From the Editor

What Gingrich and Adelson and Santorum Really Mean When They Say the Palestinian People are "Invented"

Jaafar Ashtiyeh / AFP / Getty Images

I’ve been wondering about something lately. In recent months we’ve been reminded, yet again, that many on the political right don’t think the Palestinians are a real people. They are, in the words of Newt Gingrich and his former backer Sheldon Adelson, “invented.” Even Mitt Romney managed to give an entire speech in Jerusalem last month without uttering the P word.

Now it’s easy to fish out the old Benedict Anderson from college and claim that all nationalism is “invented” or, in Anderson’s words, “imagined.” If by “invented” you mean that the people living in a given place didn’t always call themselves the name they do now, then the Italians and French are an invented people too.

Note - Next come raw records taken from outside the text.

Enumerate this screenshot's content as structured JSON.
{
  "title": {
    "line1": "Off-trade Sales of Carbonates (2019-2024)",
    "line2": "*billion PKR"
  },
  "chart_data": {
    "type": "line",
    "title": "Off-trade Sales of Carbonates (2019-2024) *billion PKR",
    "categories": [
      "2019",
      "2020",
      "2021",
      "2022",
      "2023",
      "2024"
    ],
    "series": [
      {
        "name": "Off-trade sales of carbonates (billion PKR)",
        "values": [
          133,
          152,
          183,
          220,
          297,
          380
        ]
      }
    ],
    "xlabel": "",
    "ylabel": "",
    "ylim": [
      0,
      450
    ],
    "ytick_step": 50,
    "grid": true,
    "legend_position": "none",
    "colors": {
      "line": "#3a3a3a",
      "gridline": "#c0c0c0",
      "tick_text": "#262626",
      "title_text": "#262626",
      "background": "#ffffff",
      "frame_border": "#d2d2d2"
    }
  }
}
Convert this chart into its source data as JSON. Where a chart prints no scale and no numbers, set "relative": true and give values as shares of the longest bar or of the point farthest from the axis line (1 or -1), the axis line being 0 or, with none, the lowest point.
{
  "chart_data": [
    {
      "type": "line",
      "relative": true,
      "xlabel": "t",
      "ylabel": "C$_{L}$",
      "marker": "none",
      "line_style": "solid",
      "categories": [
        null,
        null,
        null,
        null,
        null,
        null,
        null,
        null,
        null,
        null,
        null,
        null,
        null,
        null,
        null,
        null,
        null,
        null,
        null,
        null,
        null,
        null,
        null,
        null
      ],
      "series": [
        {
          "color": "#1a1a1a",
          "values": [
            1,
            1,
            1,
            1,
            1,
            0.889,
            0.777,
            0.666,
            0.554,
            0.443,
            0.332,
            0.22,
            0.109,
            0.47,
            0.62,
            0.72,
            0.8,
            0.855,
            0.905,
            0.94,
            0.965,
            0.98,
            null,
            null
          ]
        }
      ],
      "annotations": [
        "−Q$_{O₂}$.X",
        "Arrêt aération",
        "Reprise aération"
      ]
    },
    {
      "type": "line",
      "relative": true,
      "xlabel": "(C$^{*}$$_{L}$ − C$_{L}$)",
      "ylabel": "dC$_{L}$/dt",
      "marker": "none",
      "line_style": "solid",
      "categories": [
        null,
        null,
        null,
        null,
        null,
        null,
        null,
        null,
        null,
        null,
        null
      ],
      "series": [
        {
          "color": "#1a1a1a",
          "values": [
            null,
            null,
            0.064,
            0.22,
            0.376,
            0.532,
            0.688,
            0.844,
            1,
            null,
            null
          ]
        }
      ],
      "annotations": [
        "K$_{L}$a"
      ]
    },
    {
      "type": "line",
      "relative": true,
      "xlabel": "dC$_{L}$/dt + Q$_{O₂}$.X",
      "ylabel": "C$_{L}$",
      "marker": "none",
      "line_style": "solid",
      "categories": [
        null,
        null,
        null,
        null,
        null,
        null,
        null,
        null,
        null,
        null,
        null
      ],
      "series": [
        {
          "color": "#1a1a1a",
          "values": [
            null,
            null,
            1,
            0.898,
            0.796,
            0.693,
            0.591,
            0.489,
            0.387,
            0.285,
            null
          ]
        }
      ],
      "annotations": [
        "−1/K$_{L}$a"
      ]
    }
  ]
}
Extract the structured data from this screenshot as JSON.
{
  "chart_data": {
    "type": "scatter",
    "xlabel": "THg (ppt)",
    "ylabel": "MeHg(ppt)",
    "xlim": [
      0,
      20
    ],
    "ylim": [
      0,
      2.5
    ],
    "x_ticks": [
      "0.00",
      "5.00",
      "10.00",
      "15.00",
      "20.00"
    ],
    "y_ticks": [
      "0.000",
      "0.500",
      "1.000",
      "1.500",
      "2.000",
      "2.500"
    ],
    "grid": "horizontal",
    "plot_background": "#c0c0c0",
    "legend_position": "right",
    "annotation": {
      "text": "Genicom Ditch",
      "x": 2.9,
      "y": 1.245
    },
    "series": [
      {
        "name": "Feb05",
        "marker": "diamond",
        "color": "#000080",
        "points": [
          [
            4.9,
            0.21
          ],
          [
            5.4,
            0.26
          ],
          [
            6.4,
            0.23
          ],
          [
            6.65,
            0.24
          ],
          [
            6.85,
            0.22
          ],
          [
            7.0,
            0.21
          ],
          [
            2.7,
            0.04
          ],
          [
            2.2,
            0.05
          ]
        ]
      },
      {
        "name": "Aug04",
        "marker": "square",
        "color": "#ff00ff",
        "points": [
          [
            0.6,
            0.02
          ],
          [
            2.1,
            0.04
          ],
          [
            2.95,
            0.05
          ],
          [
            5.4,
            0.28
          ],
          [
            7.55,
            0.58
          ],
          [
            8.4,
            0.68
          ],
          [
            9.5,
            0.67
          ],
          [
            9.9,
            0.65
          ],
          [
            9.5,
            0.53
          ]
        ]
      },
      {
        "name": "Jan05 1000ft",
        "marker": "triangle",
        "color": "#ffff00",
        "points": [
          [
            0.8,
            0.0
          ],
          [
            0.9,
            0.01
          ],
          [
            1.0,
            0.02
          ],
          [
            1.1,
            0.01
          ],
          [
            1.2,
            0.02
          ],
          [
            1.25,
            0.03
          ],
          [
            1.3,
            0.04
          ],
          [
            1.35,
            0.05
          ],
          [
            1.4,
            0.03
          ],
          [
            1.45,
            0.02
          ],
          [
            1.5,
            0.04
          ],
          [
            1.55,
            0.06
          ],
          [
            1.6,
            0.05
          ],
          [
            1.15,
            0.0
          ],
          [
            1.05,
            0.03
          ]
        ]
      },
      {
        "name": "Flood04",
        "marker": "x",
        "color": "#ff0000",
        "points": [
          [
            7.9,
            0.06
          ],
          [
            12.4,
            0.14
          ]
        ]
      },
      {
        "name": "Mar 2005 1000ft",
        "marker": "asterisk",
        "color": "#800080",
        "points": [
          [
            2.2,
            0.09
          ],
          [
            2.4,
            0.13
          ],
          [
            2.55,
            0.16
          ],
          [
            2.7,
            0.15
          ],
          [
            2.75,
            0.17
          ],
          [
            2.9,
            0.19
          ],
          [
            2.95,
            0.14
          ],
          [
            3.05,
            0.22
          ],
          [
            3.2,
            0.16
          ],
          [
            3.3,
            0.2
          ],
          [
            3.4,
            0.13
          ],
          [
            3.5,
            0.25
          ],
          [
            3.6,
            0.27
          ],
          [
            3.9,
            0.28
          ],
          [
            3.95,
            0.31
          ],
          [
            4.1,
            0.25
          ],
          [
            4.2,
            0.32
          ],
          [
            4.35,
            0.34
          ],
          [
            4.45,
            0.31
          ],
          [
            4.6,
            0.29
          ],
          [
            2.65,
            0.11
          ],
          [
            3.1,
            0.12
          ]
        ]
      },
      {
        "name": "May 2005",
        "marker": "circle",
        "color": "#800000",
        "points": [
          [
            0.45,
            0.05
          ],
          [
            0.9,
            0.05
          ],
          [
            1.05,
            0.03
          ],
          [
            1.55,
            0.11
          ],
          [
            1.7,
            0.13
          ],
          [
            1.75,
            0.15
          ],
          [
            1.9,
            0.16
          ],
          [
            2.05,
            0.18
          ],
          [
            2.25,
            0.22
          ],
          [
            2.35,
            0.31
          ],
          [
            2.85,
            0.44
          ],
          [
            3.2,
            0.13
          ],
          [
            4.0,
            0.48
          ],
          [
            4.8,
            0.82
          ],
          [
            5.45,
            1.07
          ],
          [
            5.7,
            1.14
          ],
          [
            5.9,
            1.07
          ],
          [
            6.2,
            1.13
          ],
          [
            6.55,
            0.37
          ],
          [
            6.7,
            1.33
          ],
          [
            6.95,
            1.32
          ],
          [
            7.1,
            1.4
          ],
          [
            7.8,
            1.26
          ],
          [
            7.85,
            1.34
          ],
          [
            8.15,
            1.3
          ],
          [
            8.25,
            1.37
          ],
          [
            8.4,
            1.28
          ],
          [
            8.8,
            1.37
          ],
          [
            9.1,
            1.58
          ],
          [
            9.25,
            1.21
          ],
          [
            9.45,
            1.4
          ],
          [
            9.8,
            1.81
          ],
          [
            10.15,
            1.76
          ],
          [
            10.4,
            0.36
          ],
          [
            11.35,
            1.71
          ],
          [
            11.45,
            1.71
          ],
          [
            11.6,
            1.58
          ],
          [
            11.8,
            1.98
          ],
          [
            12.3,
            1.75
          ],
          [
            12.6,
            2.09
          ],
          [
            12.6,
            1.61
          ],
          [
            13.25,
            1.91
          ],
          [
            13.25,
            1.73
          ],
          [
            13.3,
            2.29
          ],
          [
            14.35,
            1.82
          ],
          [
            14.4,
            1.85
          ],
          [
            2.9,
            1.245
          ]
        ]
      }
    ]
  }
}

It’s also easy to argue that most nationalist movements in Asia, Africa and the Middle East arose in response to colonialism and are, thus, roughly as old as the Palestinian version. If the Palestinians aren’t a real people because people didn’t call themselves Palestinian in the 19th century, then the same goes for Nigerians, Indonesians, Iraqis and dozens of other peoples who now enjoy states of their own.

But that’s not the interesting part. More interesting than proving Gingrich and Adelson wrong is asking what it would mean if they were right. Let’s assume there are no Palestinians. Let’s assume they’re just Arabs. Or let’s go even further: let’s assume they have no legitimate national identity at all. They are nothing but plain old human beings.

Why do Gingrich and Adelson think it matters? Presumably because if there’s no such thing as a Palestinian, then there’s no basis for a Palestinian state. But American conservatives, of all people, surely know that our most basic rights don’t stem from our membership in a group. They stem from our existence as individuals endowed by our creator with certain inalienable rights. Which is to say: if you deny Palestinians in the West Bank the right to vote, the right to citizenship, the right to free movement and the right to due process, telling them they’re not members of something called the Palestinian people doesn’t let Israel off the hook. To the contrary, it leaves Israel very much on the hook.

If Israel accepts that Palestinians are a people entitled to a state, then it leaves open the possibility of fobbing off the problem of Palestinian individual rights (at least in the West Bank and Gaza) onto someone else. The day after a Palestinian state is created, responsibility for protecting the rights of the human beings under its jurisdiction will be Mahmoud Abbas’ problem, or Ismail Haniya’s, or someone other than Israel’s. But if you deny that there is such a thing as the Palestinian people but you still believe that folks who misguidedly call themselves Palestinian in the Occupied Territories have rights as individual human beings, then their lack of those rights is, and always will be, Israel’s problem. If you deny Palestinian peoplehood but accept Palestinian humanity, you’re embracing the logic of one democratic state between the river and the sea.

But that’s not what Adelson and Gingrich mean. When they say there’s no such thing as the Palestinian people, they’re making a statement about both group and individual rights. They’re not just saying that the Palestinians are not a real people; they’re saying that the Palestinians aren’t real people. Look at Rick Santorum’s version of the “invented” people argument. “All the people that live in the West Bank are Israelis,” Santorum declared last November. “They’re not Palestinian. There is no Palestinian.” Notice the ambiguity in his formulation. You could interpret Santorum’s statement as meaning that the people who call themselves Palestinian are actually Israeli. But that would imply that they have the rights of Israelis, which Santorum clearly does not believe. The other interpretation is that what Santorum really means when he says all the people in the West Bank are Israeli is that the people who aren’t Israeli—the ones who call themselves Palestinian—aren’t people.

Why does this matter? Because it shows that thinking only in terms of group identities and rights is a trap. Even if you believe in a Jewish and Palestinian state living side by side, talking solely in national terms allows the opponents of two states to believe that if they can discredit the argument for Palestinian nationhood they can evade the question of Palestinian humanity. And regardless of what kind of political entity you’d like to see ruling the West Bank and Gaza Strip, that’s a very frightening thing.